Before you refactor, you make sure there is a suite of tests that captures the code's current
behaviour and passes. Then you refactor in small steps, running the tests after each one. As long
as the tests keep passing, you have evidence that behaviour is unchanged — which is the
entire promise refactoring makes. If a step turns a test red, you undo just that step and try
again.
This is why "refactoring without tests" is really just "editing and hoping". The tests are what
let you move quickly and confidently, because they answer the one question that matters after
every change: does it still do the same thing? Our worked example above used a
deliberately simple check — comparing the two versions' outputs — but a real project encodes those
checks as a permanent test suite that runs on every change.
Debt compounds: the cost of putting it off
Why not just leave the mess and keep shipping features?
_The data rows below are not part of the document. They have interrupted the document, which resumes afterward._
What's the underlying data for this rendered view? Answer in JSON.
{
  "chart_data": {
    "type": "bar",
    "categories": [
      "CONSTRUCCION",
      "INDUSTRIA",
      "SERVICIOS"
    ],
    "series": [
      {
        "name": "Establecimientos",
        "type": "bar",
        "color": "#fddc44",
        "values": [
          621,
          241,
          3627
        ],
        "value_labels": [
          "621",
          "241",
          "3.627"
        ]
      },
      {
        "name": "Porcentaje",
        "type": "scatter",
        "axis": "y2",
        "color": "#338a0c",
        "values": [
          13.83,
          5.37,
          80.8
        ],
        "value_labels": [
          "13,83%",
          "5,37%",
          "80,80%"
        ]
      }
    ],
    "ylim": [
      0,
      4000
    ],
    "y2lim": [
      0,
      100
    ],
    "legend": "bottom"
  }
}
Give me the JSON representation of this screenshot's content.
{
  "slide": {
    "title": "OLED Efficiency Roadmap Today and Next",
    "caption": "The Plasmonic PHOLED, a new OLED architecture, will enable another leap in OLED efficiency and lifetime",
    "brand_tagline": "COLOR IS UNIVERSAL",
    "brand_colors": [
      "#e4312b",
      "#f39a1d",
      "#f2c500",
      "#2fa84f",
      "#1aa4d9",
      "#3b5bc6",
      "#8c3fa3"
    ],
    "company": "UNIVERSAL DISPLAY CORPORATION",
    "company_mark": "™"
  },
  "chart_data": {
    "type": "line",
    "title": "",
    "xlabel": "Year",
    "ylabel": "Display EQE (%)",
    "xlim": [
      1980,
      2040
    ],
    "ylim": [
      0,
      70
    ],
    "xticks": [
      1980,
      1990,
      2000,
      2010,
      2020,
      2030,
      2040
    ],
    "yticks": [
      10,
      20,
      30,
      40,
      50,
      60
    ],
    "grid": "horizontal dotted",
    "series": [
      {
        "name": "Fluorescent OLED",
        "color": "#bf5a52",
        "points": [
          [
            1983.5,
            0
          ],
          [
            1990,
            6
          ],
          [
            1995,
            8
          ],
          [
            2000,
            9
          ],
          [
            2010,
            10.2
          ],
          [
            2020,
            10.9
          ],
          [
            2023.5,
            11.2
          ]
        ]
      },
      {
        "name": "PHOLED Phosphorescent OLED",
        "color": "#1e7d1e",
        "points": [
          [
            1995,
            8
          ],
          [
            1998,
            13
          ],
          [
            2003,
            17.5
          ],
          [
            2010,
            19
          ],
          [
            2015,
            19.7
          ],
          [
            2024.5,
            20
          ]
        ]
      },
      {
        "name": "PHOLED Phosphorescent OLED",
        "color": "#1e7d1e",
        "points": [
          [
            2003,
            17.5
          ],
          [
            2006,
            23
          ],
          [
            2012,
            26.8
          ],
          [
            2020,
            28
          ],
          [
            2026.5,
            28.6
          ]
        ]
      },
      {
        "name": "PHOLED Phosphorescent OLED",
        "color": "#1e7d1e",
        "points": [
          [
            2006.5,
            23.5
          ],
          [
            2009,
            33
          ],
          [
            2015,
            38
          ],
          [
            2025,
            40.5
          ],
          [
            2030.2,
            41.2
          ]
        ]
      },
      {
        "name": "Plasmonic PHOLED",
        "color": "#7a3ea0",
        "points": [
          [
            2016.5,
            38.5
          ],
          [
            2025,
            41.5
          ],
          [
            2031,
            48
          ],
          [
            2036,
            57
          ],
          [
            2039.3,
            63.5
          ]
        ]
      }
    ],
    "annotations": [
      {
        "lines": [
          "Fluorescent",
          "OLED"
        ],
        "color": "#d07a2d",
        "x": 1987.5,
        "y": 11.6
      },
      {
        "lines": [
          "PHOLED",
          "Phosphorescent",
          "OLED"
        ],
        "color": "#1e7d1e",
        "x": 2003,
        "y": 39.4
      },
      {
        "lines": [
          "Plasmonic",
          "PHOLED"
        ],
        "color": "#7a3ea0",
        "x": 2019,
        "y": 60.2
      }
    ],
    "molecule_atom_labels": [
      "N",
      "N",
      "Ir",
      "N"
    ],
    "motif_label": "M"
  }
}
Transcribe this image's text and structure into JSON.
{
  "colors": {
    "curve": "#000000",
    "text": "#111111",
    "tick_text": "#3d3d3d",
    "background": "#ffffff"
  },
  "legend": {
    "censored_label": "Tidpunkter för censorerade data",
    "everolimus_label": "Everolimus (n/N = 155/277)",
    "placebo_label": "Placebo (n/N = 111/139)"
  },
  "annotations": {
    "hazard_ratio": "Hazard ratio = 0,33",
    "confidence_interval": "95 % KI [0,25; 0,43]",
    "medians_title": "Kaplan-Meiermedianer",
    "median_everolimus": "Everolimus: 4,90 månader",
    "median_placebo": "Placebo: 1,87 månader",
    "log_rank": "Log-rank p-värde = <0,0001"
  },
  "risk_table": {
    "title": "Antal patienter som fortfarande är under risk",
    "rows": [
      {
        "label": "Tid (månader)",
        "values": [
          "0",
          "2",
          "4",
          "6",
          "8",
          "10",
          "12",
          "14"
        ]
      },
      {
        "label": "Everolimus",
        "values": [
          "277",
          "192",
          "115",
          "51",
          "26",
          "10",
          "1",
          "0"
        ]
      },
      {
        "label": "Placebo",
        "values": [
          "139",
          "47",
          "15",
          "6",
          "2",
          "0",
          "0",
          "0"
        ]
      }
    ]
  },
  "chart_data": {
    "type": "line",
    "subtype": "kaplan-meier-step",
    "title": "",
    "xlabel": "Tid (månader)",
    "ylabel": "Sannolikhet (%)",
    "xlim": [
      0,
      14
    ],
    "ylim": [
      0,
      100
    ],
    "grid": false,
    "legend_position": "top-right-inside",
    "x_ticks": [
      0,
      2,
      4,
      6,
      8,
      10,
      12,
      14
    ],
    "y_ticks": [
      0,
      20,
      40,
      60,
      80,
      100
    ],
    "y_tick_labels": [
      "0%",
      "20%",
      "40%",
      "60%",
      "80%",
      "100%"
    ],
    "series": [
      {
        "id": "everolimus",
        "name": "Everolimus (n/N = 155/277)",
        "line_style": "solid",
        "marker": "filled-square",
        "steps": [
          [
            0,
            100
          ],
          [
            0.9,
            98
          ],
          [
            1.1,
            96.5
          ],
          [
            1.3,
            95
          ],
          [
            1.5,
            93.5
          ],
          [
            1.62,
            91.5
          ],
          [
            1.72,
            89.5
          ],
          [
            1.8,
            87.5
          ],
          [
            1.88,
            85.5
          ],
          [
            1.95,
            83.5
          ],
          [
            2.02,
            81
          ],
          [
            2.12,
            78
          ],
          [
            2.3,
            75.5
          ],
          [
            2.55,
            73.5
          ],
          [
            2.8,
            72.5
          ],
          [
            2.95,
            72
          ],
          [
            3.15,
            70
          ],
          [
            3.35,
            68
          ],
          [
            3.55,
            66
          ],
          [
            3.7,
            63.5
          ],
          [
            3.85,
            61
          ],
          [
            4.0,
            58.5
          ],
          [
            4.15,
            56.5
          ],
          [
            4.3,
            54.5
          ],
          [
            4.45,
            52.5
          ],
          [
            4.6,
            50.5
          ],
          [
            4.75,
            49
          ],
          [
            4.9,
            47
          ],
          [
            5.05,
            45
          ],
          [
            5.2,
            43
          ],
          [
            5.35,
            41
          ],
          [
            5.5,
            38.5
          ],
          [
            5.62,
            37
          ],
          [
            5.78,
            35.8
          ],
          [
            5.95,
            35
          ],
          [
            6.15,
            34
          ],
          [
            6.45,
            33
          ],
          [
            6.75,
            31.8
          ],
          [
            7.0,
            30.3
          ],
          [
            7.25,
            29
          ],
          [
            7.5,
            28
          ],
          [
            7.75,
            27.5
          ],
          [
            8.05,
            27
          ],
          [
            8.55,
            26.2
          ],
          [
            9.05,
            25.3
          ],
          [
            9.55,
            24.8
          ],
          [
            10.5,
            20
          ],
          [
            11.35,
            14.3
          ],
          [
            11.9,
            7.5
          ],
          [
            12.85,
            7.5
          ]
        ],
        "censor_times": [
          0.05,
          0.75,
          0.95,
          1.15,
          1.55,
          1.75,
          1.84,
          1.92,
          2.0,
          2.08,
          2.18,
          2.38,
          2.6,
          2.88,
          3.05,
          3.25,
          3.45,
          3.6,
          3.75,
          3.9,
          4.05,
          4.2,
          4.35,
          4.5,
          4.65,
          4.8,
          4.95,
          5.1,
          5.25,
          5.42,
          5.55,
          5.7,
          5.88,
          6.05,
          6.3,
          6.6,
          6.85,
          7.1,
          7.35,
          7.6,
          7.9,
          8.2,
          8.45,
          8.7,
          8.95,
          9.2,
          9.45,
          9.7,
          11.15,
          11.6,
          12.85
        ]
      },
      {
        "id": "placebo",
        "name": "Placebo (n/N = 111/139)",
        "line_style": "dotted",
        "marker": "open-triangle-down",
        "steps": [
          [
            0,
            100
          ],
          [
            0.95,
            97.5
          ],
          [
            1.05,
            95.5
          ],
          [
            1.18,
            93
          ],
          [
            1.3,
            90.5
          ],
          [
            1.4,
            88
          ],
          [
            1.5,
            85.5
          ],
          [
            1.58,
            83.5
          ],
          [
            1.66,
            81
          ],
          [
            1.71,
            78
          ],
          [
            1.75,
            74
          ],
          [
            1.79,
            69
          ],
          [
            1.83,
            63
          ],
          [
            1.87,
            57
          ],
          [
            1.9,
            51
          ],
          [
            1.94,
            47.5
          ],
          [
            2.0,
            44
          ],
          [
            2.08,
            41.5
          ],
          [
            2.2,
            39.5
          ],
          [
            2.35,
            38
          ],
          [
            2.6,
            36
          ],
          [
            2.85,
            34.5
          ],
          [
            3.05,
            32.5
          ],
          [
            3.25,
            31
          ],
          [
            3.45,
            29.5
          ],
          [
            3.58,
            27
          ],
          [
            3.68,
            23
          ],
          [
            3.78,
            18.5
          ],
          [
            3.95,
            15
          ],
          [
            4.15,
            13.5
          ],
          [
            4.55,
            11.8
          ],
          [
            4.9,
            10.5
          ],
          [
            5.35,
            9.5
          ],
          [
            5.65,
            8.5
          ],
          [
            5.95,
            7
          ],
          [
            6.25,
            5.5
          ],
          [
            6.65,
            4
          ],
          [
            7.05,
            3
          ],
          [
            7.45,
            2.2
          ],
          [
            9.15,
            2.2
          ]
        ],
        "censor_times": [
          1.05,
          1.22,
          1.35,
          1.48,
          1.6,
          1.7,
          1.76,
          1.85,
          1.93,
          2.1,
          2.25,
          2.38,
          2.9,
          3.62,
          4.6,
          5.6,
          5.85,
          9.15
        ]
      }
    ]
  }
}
Because technical debt, like financial
debt, compounds. Each shortcut makes the code a little harder to work in, which
makes the next feature a little slower to add, which tempts you into another shortcut. Left alone,
the cost of change climbs steeply. Pay the debt down with regular small refactorings and the cost
of change stays low and roughly flat. The diagram below tells that story: two teams start
together, and their fortunes diverge.
Because "works today" and "cheap to change tomorrow" are different properties. Software that is
never touched again could stay smelly forever with no harm done. But almost all real software
is changed continually — new requirements, new bugs, new platforms. The value of clean
code is entirely about the future edits it makes fast and safe. Refactoring is
an investment: you spend a little effort now to make every later change cheaper. That is exactly
why it is framed as paying down debt rather than as tidying for its own sake.
A common and dangerous misconception is that refactoring means rewriting the code from
scratch, or that you can refactor and add a feature in the same breath.
Both break the discipline. Refactoring changes structure only, in small steps, each one
verified against the tests. The moment you also change behaviour — fix a bug, add a feature,
alter an output — you are no longer refactoring, and if something breaks you can no longer tell
which kind of change caused it. The rule is strict:
never mix a refactor with a behaviour change in one step. Get to green, commit
the refactor, then make the behaviour change as a separate, clearly labelled step. And a
big-bang "let's just rewrite it all" is the riskiest move of all — it throws away years of
hard-won behaviour with no tests to catch what you lose.